Among the many highlights of the ceremony was the graduation of the first Fellowship for School-Based Mental Health cohort. Last year, UMSSW held a news conference to announce the launch of this fellowship, which is part of the Center for Restorative Change. The program aims to address the shortage of mental health providers in high-need K-12 school districts in Central Maryland.

The program offers tuition scholarships, additional stipends, and other incentives to MSW and BSW fellows, with a focus on enhancing diversity in social work. In collaboration with Coppin State University and the University of Maryland, Baltimore County, the center recruits, trains, and develops 105 social work students per year.
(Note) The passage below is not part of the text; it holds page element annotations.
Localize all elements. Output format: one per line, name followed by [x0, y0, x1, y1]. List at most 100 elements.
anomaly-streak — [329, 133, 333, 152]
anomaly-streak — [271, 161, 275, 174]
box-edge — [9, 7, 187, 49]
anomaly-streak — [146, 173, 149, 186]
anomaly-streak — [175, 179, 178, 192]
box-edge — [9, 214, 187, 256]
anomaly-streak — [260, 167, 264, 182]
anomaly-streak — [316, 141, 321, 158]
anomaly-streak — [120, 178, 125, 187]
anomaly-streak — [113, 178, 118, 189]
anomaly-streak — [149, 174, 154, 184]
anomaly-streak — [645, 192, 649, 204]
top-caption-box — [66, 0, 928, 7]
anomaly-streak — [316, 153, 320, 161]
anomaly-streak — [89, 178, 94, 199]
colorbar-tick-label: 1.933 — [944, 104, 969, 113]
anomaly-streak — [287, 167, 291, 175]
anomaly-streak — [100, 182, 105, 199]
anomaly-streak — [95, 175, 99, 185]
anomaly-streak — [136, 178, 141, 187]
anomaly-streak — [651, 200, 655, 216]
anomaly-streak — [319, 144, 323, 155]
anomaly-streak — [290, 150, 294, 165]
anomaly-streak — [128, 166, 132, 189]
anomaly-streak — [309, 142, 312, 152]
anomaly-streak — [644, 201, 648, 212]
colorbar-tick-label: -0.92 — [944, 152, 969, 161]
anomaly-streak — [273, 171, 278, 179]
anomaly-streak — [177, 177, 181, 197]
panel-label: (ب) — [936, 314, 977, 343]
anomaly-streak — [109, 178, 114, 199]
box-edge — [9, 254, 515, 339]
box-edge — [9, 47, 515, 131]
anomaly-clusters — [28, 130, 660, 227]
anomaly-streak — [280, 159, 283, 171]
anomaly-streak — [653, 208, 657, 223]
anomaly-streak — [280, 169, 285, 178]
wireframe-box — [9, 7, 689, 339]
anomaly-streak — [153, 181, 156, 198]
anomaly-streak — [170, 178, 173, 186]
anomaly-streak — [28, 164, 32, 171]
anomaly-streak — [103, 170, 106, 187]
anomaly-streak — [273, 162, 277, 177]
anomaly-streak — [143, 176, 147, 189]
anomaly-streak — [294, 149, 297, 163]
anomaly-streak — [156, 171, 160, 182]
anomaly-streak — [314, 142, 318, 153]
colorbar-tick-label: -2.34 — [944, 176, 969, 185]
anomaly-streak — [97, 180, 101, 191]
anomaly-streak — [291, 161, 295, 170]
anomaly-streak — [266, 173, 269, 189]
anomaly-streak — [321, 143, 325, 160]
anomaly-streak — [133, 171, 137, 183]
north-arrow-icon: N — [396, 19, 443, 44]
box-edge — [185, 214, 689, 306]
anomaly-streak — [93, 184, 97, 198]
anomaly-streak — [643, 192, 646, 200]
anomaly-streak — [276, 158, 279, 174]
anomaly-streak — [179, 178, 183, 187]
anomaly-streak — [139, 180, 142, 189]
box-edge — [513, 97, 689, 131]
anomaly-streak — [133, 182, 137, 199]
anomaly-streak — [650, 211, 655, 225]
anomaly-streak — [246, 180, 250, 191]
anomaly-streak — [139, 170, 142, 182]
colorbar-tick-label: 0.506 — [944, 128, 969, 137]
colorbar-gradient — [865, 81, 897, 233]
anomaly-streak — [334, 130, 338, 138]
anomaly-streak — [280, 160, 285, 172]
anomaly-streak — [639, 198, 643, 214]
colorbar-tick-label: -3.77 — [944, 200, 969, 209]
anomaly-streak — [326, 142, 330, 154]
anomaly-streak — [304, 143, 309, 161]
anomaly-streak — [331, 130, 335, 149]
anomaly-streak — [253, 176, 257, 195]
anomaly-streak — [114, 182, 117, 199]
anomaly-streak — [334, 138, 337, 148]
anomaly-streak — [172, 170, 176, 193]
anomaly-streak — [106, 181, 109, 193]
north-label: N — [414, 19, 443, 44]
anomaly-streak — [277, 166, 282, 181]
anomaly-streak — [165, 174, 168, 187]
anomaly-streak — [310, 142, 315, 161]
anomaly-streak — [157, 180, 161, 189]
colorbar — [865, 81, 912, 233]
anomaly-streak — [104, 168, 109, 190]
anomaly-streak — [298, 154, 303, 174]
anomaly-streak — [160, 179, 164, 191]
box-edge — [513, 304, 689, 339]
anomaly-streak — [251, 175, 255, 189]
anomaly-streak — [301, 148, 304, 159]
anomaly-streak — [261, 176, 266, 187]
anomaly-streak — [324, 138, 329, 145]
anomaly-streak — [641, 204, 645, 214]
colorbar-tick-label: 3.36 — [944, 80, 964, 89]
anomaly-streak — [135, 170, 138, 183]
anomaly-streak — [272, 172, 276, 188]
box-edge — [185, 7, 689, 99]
These students mirror the diverse backgrounds of those in UMSSW’s partner schools, ensuring an inclusive approach to mental health service provision.  

Bianca Collins, MSW ’24, a UMSSW fellowship student who shared her thoughts about the program with The Baltimore Banner last October, said, “This fellowship has not only provided financial support but has also given me the tools and confidence to make a real difference in our schools. I am excited to be part of this pioneering group, ready to bring much-needed mental health services to our communities.” 

The graduates, having completed their rigorous training and education, are now prepared to step into their roles as social work professionals, ready to make a meaningful impact on their communities. 

Darreisha Brock-Orsot, MSW ’24, the student convocation speaker, encapsulated the spirit of the day, sharing: “The world awaits us, and I have no doubt that together we can leave an indefinite mark on the world with one act of kindness, one advocacy campaign, and one life transformed at a time.”